Yesterday, while scrounging around on the internet for Little Spire, I found that a native plant nursery opened up fairly close to me (half an hour away) near my favorite Husqvarna Viking dealer.  I called because I noticed she was listing Dogwoods and Serviceberries in stock and I want one of each for the back yard.   I’m debating whether to plant now or Fall.  Typically I like to plant trees and shrubs in Fall so they settle in over winter and set roots during the Fall to get ready for Spring.  Let’s them survive any summer dryness a little better than if they are planted late spring and then have to try to deal with settling in AND being a bit dry.  I’m a bit disappointed in that I would have liked Pink Dogwood and she only has white but white will do.  I just love pink dogwood and had my heart set on pink.  Given the anthracnose issue, any dogwood is kind of hard to put your hands on lately so I am considering myself lucky to find even white and at an amazingly reasonable price!  Small…but I like smallish trees and shrubs.  They often settle in and grow easier than large ones…and I don’t need to pay somebody to haul and plant them either.   Anyway…she has amelanchier  canadensis for around $20 and the cornus for around $30.  I am hearing the birds singing already!  (well, literally because it’s about 6 am and they are out in the front trees waking up for the day).  I think they are both great additions to the back where I plan to cater to the birds with perennials and grasses that will give them insects and seeds and lots of viburnum and native hollies for berries.  The two trees will also provide loads of berries for them too.  While I won’t live long enough to see these trees really flourish and reach their full potential given their small size, future homeowners will and I feel like I am planting a lasting legacy.  I just hope they enjoy and treasure them and aren’t heathens like some of my neighbors who think trees are meant for cutting down and concrete should be spread around all over the place!  Anyway.  Everybody knows what white dogwood looks like but not everybody knows Serviceberry.  So here’s a picture of serviceberry I found from the University of Connecticut’s site.  Plant one…your birds will thank you and strip it clean every year!    amecan31See all those white flowers?  They become purplish berries later and the birds just love them! 

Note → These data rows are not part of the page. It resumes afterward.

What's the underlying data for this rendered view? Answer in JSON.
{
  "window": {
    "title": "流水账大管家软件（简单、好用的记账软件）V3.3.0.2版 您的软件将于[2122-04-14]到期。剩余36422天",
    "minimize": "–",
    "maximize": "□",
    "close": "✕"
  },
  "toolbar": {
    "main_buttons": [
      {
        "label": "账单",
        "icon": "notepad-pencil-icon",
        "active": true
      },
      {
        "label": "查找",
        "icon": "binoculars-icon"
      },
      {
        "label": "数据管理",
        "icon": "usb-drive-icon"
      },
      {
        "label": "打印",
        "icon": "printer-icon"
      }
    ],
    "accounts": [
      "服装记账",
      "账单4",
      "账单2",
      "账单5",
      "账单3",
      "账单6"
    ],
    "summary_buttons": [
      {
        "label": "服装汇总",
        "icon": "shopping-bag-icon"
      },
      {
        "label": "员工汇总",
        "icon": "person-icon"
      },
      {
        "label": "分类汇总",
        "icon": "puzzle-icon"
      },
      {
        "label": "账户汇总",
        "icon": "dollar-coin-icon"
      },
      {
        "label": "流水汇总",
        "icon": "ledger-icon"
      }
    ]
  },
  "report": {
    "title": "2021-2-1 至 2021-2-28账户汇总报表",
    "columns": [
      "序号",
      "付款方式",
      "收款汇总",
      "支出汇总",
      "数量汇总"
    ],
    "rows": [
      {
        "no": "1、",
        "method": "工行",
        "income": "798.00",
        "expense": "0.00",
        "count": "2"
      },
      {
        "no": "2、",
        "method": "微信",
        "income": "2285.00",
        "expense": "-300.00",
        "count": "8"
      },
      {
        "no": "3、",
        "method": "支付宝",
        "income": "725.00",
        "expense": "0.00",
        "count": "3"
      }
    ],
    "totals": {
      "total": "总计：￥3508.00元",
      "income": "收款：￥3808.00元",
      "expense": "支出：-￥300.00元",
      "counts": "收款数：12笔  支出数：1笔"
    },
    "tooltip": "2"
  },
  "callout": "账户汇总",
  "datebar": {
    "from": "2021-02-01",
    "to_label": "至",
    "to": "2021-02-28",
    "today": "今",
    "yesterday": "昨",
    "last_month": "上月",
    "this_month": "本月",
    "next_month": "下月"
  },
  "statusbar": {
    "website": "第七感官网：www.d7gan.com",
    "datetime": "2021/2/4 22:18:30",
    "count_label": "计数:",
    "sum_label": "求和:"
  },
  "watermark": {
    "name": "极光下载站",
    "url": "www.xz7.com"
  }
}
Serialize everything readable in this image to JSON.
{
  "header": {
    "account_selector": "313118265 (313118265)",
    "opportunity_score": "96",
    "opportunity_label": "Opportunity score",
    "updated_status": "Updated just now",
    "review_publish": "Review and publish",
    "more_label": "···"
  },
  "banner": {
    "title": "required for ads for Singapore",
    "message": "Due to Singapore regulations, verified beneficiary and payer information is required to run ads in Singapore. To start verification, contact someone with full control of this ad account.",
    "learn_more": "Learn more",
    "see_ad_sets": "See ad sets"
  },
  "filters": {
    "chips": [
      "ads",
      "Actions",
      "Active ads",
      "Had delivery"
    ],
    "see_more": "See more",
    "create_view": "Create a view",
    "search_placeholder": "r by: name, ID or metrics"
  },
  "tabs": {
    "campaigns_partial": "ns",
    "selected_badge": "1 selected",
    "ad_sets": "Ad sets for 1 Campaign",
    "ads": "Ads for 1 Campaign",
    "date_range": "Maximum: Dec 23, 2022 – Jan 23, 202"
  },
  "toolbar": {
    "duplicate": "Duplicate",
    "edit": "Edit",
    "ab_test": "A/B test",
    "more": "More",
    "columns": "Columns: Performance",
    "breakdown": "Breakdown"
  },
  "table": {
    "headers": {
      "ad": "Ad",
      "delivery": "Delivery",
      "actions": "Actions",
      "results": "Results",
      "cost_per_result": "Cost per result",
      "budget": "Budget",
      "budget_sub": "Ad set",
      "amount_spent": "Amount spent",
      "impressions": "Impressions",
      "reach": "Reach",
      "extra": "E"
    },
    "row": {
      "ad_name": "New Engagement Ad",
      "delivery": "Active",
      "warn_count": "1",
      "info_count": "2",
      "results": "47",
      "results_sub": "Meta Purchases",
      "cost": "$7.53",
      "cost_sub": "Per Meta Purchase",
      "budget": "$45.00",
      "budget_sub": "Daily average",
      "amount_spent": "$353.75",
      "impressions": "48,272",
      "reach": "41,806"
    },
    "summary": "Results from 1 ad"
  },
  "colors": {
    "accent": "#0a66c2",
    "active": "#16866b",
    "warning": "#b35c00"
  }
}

In fall the viburnum can go in.  I want several varieties.  Some beautyberry, a couple of native hollies and maybe a chokeberry too.  Then a few choice perennials and grasses, a New Jersey Tea and the birds should be getting a lot happier…and the slop below the retaining wall will be too full to grow its usual crop of hideous weeds.  All that will remain is the wall around the shed and driveway and steps to the shed as well as the little pondless waterfall.  I wonder if I’ll be able to get my unenthusiastic husband to do it?  He’ll be retired then…I know he’ll have time.   I think the three of these things are projects for next spring and I’ll plant for them next fall…and then my garden is where it should be on all counts.  All that will be left is to tend and enjoy it…and watch the birdes enjoy it!